AIMS

ST-AIMS 15 : Regards croisés sciences, fictions et organisations - enjeux politiques et managériaux

Mots-clés : Fiction, Cinéma, Littérature, Organisations, Management, Stratégie, Impacts Sociétaux

 

Et si la fiction ne s'arrêtait pas aux frontières du réel, mais avait les capacités de toucher et d’influencer son observateur ? En dénonçant ou valorisant son mode de vie, de société, réduisant l’écart entre le monde réel et sa représentation cinématographique ou littéraire. Nous envisageons dans cette ST-AIMS la frontière entre le cinéma, la littérature et la réalité comme quelque chose de flou, et de discontinu (Lavocat, 2016), situant la fiction dans un écart de moins en moins stable entre l'écran et la réalité. Cette ST-AIMS porte alors autant sur le rôle ontologique de la fiction dans l'étude des organisations, que sur son rôle politique (fictions climatiques, dystopies organisationnelles, héroïsation de l’entrepreneuriat, etc.). Nous nous intéressons également à la fiction en tant qu'objet de gestion et d'enseignement produisant un regard sur la société qu'elle décrit en même temps qu'elle est influencée par les acteurs de cette même société.

 

L'industrie de la fiction audio-visuelle possède un poids économique important et grandissant avec selon la Motion Picture Association (https://www.motionpictures.org/research-docs/2020-theme-report/) 80 milliards de dollars de recettes pour le cinéma et les services VOD et 233 milliards de dollars pour les services télévisuelles et de vidéos à la demande en 2020. C'est surtout son influence en matière de représentations et de symboles qui nous intéresse particulièrement dans cette ST-AIMS. Les superhéros modernes s’immiscent de la fiction vers la réalité, vendant leur costume aux enfants, tandis que réciproquement les personnalités marquantes de l’histoire contemporaine se retrouvent incarnées derrière un écran.

Le cinéma participe ainsi à la démocratisation de la société par deux voies : la première est celle de la représentation, permettant à toute personne de se voir et de s’identifier à l’écran ; la seconde, la plus importante, provient de la fréquentation hétérogène des salles de cinéma, où « toutes les classes sociales se mélangent dans un même rituel et participent aux mêmes émotions » (Bimbenet, 2007 : 3) alors même que le cinéma peut également souligner des différences sociales et des clivages entre les publics. Ainsi, le cinéma, au travers de ses acteurs (devant et derrière les caméras) influence nos sociétés, et c’est pour cela qu’il prend une place importante dans le champ des sciences de gestion, au sein duquel un nombre grandissant de chercheurs a commencé à utiliser les productions audiovisuelles comme matériau de recherche ; ces dernières apparaissant comme un révélateur, un dénonciateur, ou un diffuseur des thématiques spécifiques de gestion.
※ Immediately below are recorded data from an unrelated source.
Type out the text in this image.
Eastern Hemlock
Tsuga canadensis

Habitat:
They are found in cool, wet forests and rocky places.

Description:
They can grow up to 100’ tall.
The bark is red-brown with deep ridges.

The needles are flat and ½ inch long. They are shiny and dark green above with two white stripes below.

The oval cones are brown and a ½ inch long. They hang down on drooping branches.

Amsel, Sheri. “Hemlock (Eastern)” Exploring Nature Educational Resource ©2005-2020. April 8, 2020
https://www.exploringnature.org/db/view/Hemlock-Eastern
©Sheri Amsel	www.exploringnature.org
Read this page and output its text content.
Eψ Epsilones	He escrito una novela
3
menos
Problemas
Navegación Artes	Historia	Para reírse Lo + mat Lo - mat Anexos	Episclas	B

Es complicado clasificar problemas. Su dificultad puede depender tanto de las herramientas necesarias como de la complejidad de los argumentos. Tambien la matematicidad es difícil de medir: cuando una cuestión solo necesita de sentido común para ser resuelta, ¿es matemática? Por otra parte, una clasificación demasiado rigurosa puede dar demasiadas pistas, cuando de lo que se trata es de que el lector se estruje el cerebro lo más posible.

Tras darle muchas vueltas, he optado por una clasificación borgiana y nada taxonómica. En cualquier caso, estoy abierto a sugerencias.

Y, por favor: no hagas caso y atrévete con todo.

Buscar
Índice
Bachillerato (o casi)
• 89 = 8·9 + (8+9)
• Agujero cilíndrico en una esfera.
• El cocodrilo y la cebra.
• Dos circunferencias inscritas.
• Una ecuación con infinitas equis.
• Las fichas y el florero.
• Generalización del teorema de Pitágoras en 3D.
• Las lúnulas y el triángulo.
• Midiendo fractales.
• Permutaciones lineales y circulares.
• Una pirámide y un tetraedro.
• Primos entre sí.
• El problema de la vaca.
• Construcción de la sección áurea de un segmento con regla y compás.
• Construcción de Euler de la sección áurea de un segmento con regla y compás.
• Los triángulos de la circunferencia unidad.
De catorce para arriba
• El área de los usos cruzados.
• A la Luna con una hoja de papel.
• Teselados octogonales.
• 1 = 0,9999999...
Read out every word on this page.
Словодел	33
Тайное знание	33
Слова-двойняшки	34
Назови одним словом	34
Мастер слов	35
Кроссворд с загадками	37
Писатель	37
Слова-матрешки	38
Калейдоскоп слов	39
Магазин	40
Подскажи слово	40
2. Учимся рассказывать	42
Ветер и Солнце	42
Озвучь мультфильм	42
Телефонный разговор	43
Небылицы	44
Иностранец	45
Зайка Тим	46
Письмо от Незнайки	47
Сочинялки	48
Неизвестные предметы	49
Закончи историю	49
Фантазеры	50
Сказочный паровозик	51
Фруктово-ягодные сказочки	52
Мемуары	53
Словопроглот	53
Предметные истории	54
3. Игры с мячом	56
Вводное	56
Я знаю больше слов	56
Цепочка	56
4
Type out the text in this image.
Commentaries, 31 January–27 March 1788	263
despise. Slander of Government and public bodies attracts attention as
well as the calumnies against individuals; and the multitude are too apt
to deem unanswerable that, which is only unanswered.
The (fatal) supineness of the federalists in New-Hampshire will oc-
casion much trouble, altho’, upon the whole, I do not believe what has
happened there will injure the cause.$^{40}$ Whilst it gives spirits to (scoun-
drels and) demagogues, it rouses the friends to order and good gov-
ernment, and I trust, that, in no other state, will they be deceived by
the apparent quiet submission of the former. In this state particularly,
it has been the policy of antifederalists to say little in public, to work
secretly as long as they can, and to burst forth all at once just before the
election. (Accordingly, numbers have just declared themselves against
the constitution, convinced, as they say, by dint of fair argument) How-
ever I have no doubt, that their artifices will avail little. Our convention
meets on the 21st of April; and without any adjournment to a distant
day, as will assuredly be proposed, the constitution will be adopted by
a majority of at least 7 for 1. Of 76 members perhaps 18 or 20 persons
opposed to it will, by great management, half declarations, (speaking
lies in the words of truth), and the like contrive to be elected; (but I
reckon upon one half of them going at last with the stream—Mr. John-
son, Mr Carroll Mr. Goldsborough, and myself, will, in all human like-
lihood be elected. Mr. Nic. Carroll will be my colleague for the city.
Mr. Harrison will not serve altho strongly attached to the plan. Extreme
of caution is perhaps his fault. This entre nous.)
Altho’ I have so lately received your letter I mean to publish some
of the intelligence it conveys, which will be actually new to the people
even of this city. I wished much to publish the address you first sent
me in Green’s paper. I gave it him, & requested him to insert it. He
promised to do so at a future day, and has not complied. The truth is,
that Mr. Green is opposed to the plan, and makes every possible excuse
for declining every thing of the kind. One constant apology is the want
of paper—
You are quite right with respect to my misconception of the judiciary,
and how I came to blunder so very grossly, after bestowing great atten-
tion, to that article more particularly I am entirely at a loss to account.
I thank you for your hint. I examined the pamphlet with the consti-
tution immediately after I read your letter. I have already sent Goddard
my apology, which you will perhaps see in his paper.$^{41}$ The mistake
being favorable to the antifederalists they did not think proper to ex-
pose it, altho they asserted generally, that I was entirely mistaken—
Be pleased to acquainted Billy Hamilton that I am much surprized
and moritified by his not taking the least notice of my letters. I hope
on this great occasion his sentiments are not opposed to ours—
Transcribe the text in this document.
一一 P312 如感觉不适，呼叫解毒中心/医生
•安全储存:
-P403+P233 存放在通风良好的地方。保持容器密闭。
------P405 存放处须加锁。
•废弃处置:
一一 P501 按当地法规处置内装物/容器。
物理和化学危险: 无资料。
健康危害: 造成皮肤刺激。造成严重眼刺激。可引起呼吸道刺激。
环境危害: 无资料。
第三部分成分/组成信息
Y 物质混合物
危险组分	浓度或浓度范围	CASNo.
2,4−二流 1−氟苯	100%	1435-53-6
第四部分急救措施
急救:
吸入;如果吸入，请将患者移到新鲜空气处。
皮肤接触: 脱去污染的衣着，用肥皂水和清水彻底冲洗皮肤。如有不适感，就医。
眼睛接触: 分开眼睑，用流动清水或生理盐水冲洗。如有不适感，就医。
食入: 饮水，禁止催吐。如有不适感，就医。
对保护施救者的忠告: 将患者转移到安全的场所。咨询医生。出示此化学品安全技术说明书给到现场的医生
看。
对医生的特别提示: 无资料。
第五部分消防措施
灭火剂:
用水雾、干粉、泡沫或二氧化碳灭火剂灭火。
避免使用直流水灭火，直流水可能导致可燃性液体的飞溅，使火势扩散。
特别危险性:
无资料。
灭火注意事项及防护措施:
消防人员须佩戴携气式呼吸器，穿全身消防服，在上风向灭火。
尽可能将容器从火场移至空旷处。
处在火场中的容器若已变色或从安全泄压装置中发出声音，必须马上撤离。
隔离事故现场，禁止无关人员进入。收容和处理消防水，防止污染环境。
Le cinéma est un objet politique lorsqu'il rend une image de son monde, mais il le devient davantage lorsqu’il construit l’image d’un futur possible, dans l’utopie comme dans la dystopie. Autrement dit, les productions audio-visuelles emportent dans leur réalisation la multiplicité des possibles, la critique du réel et l’esthétique de leur représentation.

 

Amaury Grimand, dans son article « Fiction, culture populaire et recherche en gestion » énonce de multiples usages possibles de la fiction dans l’univers de la gestion et l’étude des organisations afin d'élargir notre compréhension des phénomènes organisationnelles :

- (1) une modalité pédagogique, une façon de repenser l’enseignement du
management ;

- (2) une façon de concevoir l’organisation comme processus narratif et fictionnel ;

- (3) une stratégie de recherche et/ou une modalité d’intervention sur le réel ;

- (4) un matériau empirique potentiel ;

- (5) une modalité alternative d’écriture des travaux de recherche (Grimand, 2009 : 172).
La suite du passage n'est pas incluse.